GARO PAYLAN (Devamla) - Yani bu açıdan, aslında olağanüstü hâlde ısrar, bu ülkeye her anlamda kaybettirmektedir değerli arkadaşlar. Yapılması gereken bu OHAL rejiminden vazgeçmek ve normalleşmektir. OHAL'i uzatmayalım değerli arkadaşlar, artık yeni bir seçime de olağanüstü hâl şartlarında gitmeyelim, demokratik alanı genişletelim. Demokrasiden korkmayın, siz demokrasiden korkuyorsunuz, olağan bir süreçte seçime gitmekten korkuyorsunuz ama olağanüstü bir süreçte seçime gitmek de büyük bir tehdittir, risktir değerli arkadaşlar.

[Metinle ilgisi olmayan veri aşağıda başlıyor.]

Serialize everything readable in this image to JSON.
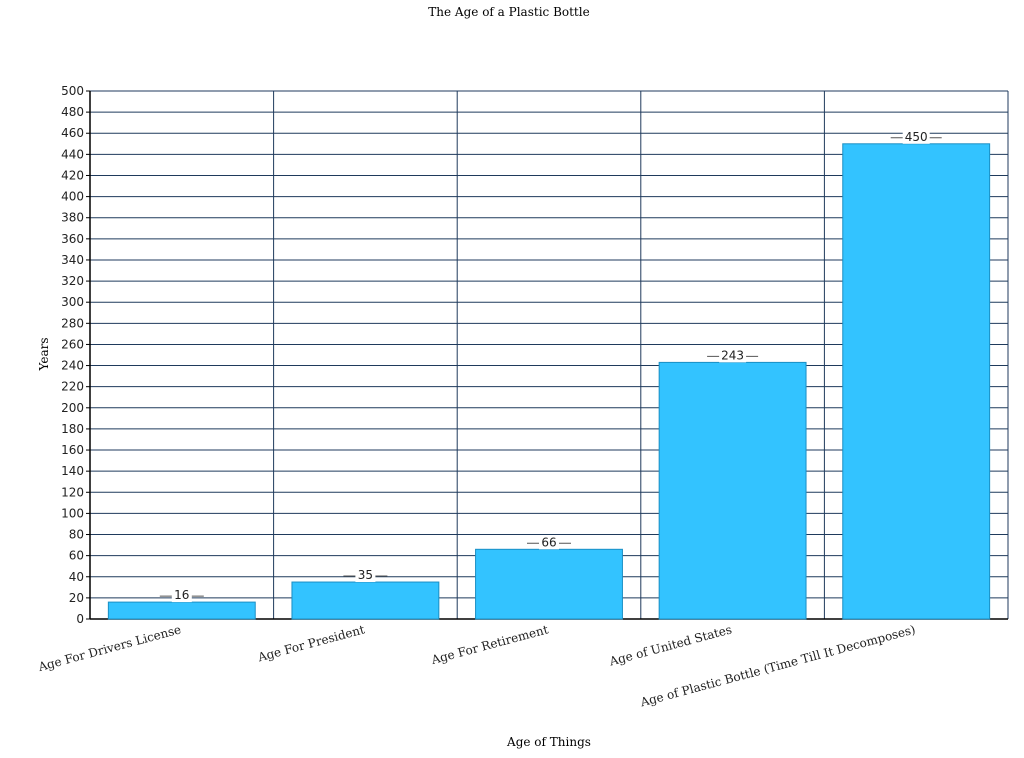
{
  "chart_data": {
    "type": "bar",
    "title": "The Age of a Plastic Bottle",
    "xlabel": "Age of Things",
    "ylabel": "Years",
    "categories": [
      "Age For Drivers License",
      "Age For President",
      "Age For Retirement",
      "Age of United States",
      "Age of Plastic Bottle (Time Till It Decomposes)"
    ],
    "values": [
      16,
      35,
      66,
      243,
      450
    ],
    "data_labels": [
      "16",
      "35",
      "66",
      "243",
      "450"
    ],
    "ylim": [
      0,
      500
    ],
    "ytick_step": 20,
    "grid": true,
    "legend": "none",
    "colors": {
      "bar_fill": "#33c3ff",
      "bar_stroke": "#1a8fc4",
      "grid": "#1f3a5c",
      "axis": "#000000"
    }
  }
}
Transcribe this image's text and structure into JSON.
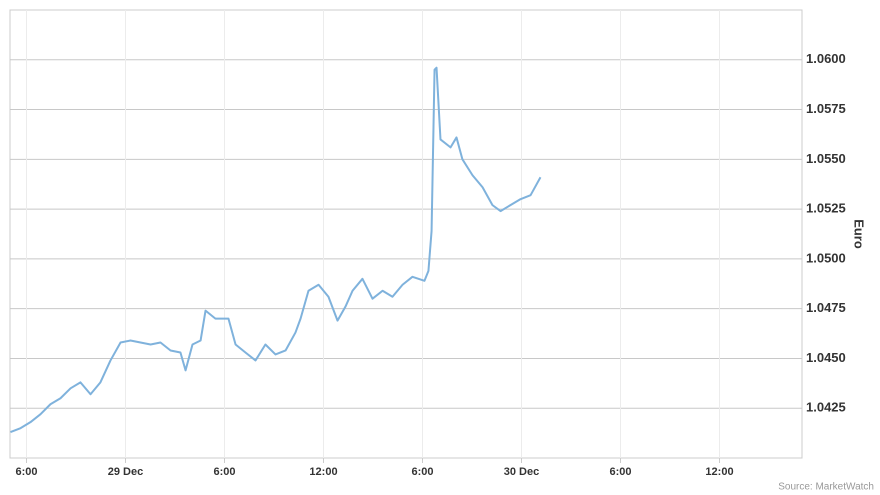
{
  "chart_data": {
    "type": "line",
    "y_axis_label": "Euro",
    "source": "Source: MarketWatch",
    "x": [
      17.03,
      17.64,
      18.24,
      18.85,
      19.45,
      20.06,
      20.67,
      21.27,
      21.88,
      22.48,
      23.09,
      23.7,
      24.3,
      24.91,
      25.52,
      26.12,
      26.73,
      27.33,
      27.64,
      28.06,
      28.55,
      28.85,
      29.45,
      30.24,
      30.67,
      31.27,
      31.88,
      32.48,
      33.09,
      33.7,
      34.3,
      34.61,
      35.09,
      35.7,
      36.3,
      36.85,
      37.33,
      37.76,
      38.36,
      38.97,
      39.58,
      40.18,
      40.79,
      41.39,
      42.12,
      42.36,
      42.55,
      42.73,
      42.85,
      43.09,
      43.7,
      44.06,
      44.42,
      45.03,
      45.64,
      46.24,
      46.73,
      47.33,
      47.94,
      48.55,
      49.15
    ],
    "series": [
      {
        "color": "#7fb2dc",
        "values": [
          1.0413,
          1.0415,
          1.0418,
          1.0422,
          1.0427,
          1.043,
          1.0435,
          1.0438,
          1.0432,
          1.0438,
          1.0449,
          1.0458,
          1.0459,
          1.0458,
          1.0457,
          1.0458,
          1.0454,
          1.0453,
          1.0444,
          1.0457,
          1.0459,
          1.0474,
          1.047,
          1.047,
          1.0457,
          1.0453,
          1.0449,
          1.0457,
          1.0452,
          1.0454,
          1.0463,
          1.047,
          1.0484,
          1.0487,
          1.0481,
          1.0469,
          1.0476,
          1.0484,
          1.049,
          1.048,
          1.0484,
          1.0481,
          1.0487,
          1.0491,
          1.0489,
          1.0494,
          1.0514,
          1.0595,
          1.0596,
          1.056,
          1.0556,
          1.0561,
          1.055,
          1.0542,
          1.0536,
          1.0527,
          1.0524,
          1.0527,
          1.053,
          1.0532,
          1.0541
        ]
      }
    ],
    "xlim": [
      17,
      65
    ],
    "xticks": [
      {
        "value": 18,
        "label": "6:00"
      },
      {
        "value": 24,
        "label": "29 Dec"
      },
      {
        "value": 30,
        "label": "6:00"
      },
      {
        "value": 36,
        "label": "12:00"
      },
      {
        "value": 42,
        "label": "6:00"
      },
      {
        "value": 48,
        "label": "30 Dec"
      },
      {
        "value": 54,
        "label": "6:00"
      },
      {
        "value": 60,
        "label": "12:00"
      }
    ],
    "ylim": [
      1.04,
      1.0625
    ],
    "yticks": [
      {
        "value": 1.0425,
        "label": "1.0425"
      },
      {
        "value": 1.045,
        "label": "1.0450"
      },
      {
        "value": 1.0475,
        "label": "1.0475"
      },
      {
        "value": 1.05,
        "label": "1.0500"
      },
      {
        "value": 1.0525,
        "label": "1.0525"
      },
      {
        "value": 1.055,
        "label": "1.0550"
      },
      {
        "value": 1.0575,
        "label": "1.0575"
      },
      {
        "value": 1.06,
        "label": "1.0600"
      }
    ],
    "grid": true
  }
}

Toplumsal fay hatları gerilmiş durumda. Bakın, pek çok kötücül yapı şu an devlet içinde yeniden kaos planlarını devreye sokmak üzere hazır bekliyor. İzmir saldırısından sonra Marmaris'teki ilçe örgütümüze de bir saldırı gerçekleşti. Yeniden kaos planlarını devreye sokmak isteyenler olabilir, Tayyip Erdoğan şu an devlet içinde yeni bir güç savaşına girmiş olabilir; bu güç savaşında yurttaşlarımızı yem etmeyelim, demokratik bir iklime dönelim aksi takdirde değerli arkadaşlar, yeni kaos planlarıyla karşı karşıya kalırız.
Meclisimizden ricam, milletvekili arkadaşlarımızdan ricam, bu OHAL yasalarına artık son vermeleridir.